Sources connected to Britney tell TMZ ... the singer did indeed sign a contract for $310K per performance, with 96 concerts over 2 years the total was $29,760,000.
But Planet Hollywood was blown away by ticket sales, which they said broke Vegas records. So Britney's people went back to the bargaining table and hashed out an amendment -- with back end, merchandising and other perks, the singer will earn around $475,000 a show.  Celine Dion, the top money earner in Vegas, makes $476K a show.
Planet Hollywood actually added shows for Britney ... she'll now do 140 shows during the 2-year residency.
Bottom line ... with all her ventures ... we're told EVERY WEEK, Britney's people deposit around 1 MILLION DOLLARS in her bank account.

…But then I go on Facebook last week, and have a laugh or chuckle (are these the same thing?) reading posts such as these:

just found a dead bee in my room and cried about it.

-warm and breezy, like your singing voice.

-"Men will let anything suck their dick. Dog, coyote, vampire, werewolf, zombie, Walgreen's clerk, retard from Dixie."

Today while I was with a client, this woman was staring at me for a good 10 minutes before I said something to her and when I did, she told me it was because I looked like someone who was wanted for murder in Italy. WAY TO BLOW MY COVER, BITCH!

-Darby just told us he hopes he doesn't need our money when we die. Oh boy. How do I let him down easy? What $$?

-"There has never been a sadness that can't be cured by breakfast food."

-does anyone have some thin wire/twine? i wanna make this rape whistle cross i found into an upside down cross necklace

-So, I'm at Penn Station an hour early because that's how I like it but it's sort of like arriving in hell an hour early and who wants that? Also, I put on too much make up so that people won't confuse me for a man, a thing I noticed middle aged women did when I was younger and felt sorry for them

-subway quote: "what the fuck you looking at me for?"
-Excitement at opening a package with advance copies of my novel dissipated quickly when a certain 7yo asked, "Why have you only written two books? That's not very many."

"Writing a poem, for me, is a lot like drunk dialing an ex-girlfriend at 1am."

OK I might as well just come out and say it. I'm riding an armadillo naked across the Mexican border at midnight under the harvest moon.

-I love it when toilet water splashes up and hits you in the face!

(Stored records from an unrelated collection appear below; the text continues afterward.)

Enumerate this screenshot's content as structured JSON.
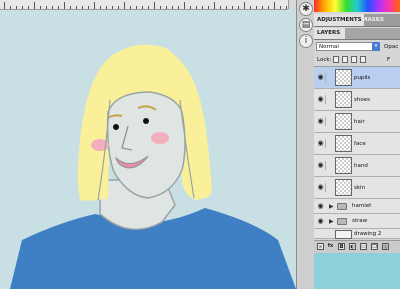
{
  "colors": {
    "canvas_bg": "#c8e0e3",
    "hair": "#fbf09a",
    "skin": "#dfe5e2",
    "shirt": "#3f7fc4",
    "blush": "#f3aebf",
    "mouth": "#e88ea8",
    "panel_selected": "#b9cff0"
  },
  "toolstrip": {
    "icons": [
      "brush-preset-icon",
      "layer-comps-icon",
      "info-icon"
    ]
  },
  "panel": {
    "adjustments_tab": "ADJUSTMENTS",
    "masks_tab": "MASKS",
    "layers_tab": "LAYERS",
    "blend_mode": "Normal",
    "opacity_label": "Opac",
    "lock_label": "Lock:",
    "fill_label": "F",
    "layers": [
      {
        "name": "pupils",
        "type": "layer",
        "selected": true
      },
      {
        "name": "shoes",
        "type": "layer",
        "selected": false
      },
      {
        "name": "hair",
        "type": "layer",
        "selected": false
      },
      {
        "name": "face",
        "type": "layer",
        "selected": false
      },
      {
        "name": "hand",
        "type": "layer",
        "selected": false
      },
      {
        "name": "skin",
        "type": "layer",
        "selected": false
      },
      {
        "name": "hamlet",
        "type": "group",
        "selected": false
      },
      {
        "name": "straw",
        "type": "group",
        "selected": false
      },
      {
        "name": "drawing 2",
        "type": "layer",
        "selected": false
      }
    ],
    "bottom_icons": [
      "link-icon",
      "fx-icon",
      "mask-icon",
      "adjustment-icon",
      "folder-icon",
      "new-layer-icon",
      "trash-icon"
    ]
  }
}
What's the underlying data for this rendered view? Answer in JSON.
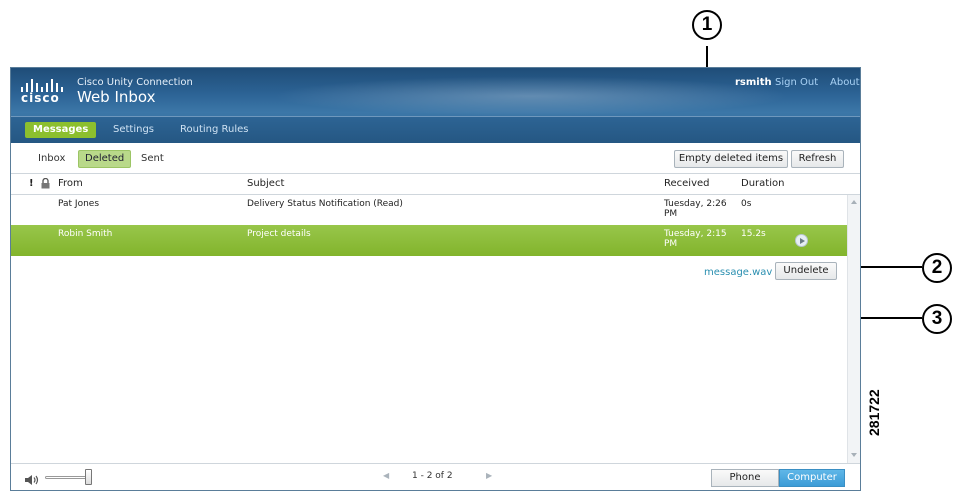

-Been a pretty productive day on Facebook so far:
Learned what Gordon Ramsay was like when he was young.
Watched someone pet a huge snail.
Learned 15 different potential pet names for my penis.

Saw the 15 best high heels for my penis.
Learned about Cat Circles.
Heard a woman destroy everything I thought I knew about the clarinet.
-Don’t send me poems with stolen lines in them from Beyonce and Kanye. Stop it!

-News reporter just said his "life got flipped turned upside down" about a man in a hit-and-run accident.

 -one of my housemates uses AXE BODYWASH. am i wrong, or is this grounds for eviction?

-i like butts.  a lot.  there are a lot of butts I like.